Everything is so slow, too. You can swap weapons using the D-pad, but the animation is excruciating. This might make sense for Sam, but when you’re playing as a trained H.A.D.E.S. operative, it’s ridiculous. Especially when you’re facing down multiple enemies or you’re suddenly thrown into a boss fight. There is even this odd delay between switching weapons and actually being able to aim them.
Then we get into the inventory system. Oh man, the inventory is not fun. For some reason, the only way to manage your belongings is via a screen on your wrist. Checking your inventory doesn’t pause the game either, which makes things incredibly frustrating when you need to manage something and zombies are nearby. You even have to manually reload bullets into magazines, so if you have no spare mags, the only way to reload is to combine bullets with the gun on your wrist computer. Much like the weapon swapping, entering/exiting the inventory is painfully slow too, it’s difficult to see how this wasn’t a problem in testing. Genuinely one of the worst inventory systems I’ve ever seen.

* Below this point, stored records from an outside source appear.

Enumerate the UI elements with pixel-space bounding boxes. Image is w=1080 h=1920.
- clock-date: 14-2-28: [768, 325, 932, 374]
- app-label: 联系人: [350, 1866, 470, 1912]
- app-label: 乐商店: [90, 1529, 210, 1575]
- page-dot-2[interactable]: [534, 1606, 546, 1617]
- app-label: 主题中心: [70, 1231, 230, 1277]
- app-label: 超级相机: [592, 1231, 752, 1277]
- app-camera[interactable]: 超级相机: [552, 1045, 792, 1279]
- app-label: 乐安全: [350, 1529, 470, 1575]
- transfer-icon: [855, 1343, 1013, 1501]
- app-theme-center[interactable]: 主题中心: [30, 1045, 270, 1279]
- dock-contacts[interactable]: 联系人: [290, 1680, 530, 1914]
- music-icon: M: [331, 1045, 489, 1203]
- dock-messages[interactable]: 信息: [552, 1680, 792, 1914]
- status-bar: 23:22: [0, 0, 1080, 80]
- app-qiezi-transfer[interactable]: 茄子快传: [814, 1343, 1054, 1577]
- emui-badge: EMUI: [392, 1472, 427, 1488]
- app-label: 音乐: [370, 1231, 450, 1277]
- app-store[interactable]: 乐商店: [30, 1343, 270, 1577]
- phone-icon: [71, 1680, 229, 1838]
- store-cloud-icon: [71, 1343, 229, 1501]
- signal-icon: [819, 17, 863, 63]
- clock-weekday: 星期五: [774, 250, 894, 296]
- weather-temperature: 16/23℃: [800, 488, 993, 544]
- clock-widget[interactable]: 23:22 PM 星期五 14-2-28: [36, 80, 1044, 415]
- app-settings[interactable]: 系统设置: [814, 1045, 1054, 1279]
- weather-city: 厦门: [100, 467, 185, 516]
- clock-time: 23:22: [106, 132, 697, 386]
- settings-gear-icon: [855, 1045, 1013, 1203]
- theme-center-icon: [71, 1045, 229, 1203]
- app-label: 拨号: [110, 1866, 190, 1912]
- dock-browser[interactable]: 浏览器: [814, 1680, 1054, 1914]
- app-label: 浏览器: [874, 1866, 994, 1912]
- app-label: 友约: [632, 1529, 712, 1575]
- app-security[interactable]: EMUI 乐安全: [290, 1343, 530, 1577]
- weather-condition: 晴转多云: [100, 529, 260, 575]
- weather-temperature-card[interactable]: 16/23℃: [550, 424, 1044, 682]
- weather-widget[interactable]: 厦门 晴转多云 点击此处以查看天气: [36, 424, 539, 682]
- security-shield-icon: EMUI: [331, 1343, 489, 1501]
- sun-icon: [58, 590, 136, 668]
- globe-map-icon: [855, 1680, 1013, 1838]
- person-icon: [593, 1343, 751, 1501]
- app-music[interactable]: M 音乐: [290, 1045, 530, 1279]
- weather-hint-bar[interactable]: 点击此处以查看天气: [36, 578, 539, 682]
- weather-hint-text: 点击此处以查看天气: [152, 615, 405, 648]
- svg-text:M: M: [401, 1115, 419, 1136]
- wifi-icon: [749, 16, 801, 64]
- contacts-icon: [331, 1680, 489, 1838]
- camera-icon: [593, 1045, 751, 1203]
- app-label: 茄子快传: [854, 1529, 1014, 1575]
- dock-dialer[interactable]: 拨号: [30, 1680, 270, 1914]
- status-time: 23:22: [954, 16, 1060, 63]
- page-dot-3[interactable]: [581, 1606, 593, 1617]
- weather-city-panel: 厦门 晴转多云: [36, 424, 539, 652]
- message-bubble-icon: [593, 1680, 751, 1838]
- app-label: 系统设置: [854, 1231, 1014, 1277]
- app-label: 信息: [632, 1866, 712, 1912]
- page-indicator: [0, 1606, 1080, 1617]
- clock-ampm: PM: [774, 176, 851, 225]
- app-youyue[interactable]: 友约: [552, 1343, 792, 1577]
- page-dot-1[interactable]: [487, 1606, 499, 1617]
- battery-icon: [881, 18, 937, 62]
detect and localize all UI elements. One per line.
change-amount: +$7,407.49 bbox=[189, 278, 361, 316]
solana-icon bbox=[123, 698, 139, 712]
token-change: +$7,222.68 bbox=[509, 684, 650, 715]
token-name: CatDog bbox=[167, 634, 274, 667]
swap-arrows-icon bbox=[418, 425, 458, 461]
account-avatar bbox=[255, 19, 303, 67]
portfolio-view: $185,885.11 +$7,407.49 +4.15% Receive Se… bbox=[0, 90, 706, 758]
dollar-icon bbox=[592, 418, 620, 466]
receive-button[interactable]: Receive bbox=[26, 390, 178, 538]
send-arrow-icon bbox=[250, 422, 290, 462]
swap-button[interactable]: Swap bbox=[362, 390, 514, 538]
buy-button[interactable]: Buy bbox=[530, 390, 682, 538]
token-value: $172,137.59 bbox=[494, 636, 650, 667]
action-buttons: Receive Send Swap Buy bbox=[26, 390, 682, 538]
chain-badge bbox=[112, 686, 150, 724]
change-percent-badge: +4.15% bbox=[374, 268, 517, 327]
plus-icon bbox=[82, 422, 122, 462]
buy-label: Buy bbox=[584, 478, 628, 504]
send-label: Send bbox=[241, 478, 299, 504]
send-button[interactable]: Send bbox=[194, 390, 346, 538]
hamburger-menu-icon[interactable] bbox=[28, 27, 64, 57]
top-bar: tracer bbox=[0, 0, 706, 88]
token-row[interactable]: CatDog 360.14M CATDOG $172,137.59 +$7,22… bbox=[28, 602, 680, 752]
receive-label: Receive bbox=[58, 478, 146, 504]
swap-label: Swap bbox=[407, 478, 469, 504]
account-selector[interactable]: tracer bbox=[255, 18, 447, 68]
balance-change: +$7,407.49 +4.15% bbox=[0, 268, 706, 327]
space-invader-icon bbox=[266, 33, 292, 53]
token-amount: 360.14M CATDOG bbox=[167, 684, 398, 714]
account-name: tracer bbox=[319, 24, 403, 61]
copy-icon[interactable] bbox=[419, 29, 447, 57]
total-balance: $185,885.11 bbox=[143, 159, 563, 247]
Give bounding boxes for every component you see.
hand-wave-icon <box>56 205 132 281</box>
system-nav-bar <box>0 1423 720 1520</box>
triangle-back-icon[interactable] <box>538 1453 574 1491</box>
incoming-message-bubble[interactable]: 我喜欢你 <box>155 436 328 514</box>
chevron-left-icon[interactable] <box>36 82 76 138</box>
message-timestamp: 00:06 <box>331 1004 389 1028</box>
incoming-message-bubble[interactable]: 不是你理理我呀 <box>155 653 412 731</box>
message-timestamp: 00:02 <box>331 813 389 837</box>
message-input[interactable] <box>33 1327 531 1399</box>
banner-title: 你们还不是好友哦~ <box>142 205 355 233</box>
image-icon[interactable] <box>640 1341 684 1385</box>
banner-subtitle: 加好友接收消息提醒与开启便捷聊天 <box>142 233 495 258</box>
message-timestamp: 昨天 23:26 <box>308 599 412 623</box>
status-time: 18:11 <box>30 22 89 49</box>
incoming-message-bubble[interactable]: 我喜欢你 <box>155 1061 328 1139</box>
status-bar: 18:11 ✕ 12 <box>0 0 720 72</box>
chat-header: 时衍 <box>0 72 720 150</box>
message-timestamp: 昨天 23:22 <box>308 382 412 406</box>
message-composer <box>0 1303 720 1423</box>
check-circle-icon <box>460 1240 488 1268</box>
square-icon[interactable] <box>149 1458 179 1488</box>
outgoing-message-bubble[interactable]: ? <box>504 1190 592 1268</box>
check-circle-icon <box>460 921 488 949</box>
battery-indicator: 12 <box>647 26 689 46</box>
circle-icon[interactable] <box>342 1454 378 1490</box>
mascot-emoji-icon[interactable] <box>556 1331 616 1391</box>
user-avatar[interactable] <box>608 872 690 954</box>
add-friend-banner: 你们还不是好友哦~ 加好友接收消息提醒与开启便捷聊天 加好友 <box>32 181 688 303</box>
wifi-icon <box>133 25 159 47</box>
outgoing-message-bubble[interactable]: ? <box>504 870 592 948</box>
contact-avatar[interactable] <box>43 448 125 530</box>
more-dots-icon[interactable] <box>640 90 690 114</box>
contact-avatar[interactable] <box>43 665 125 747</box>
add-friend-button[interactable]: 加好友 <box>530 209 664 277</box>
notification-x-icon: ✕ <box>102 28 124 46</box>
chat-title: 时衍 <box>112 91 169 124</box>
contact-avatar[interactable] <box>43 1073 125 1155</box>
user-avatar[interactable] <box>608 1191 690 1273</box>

In spite of all its glaring flaws, however, there’s something oddly compelling about Daymare: 1998. Perhaps it’s because I’m a fan of the horror games it attempts to mimic, triggering some nostalgic part of my brain? It certainly wasn’t because of its nonsensical story, which even forces you to go to a website to read half of it, like Destiny’s ill-received Grimoire entries. The files you are able to read there and then, are often poorly-written and ramble on for far too long.
The gameplay itself is similar to the recent Resident Evil remakes, with the over-the-shoulder viewpoint and on-screen prompts for doors and other interactables. It’s a little too similar in places, sometimes feeling more like a fan project than a full-fledged game of its own. This does at least mean that the atmosphere works well, with tension being ramped up in quiet moments, wondering whether that dead body is going to stay there or not. The ambient sound is impressive as well, and combined with some of the sparse lighting in certain areas, it provides some real claustrophobic atmosphere.
Invader Studios has done a decent job on Daymare: 1998, despite its many flaws. Although I had a lot of issues with the way it did most things, it rarely stopped me from wanting to continue playing. Well, except for one very specific moment near the end. The game sets things up nicely at the start, but eventually it falls into the trap of trying to reference too much instead of being its own thing. It has a story that rarely feels coherent, again due to mimicking Resident Evil a few too many times (not to mention the constant character switching), and all of this adds up to a game that has plenty of potential but is lacking in its execution.
Impressive ambient sound
Inventory system is awful
Terrible voice acting
Looks rough on console
Designed as an homage to 90s horror, Daymare: 1998 tries too hard to mimic its inspiration when it should have focused on being its own game.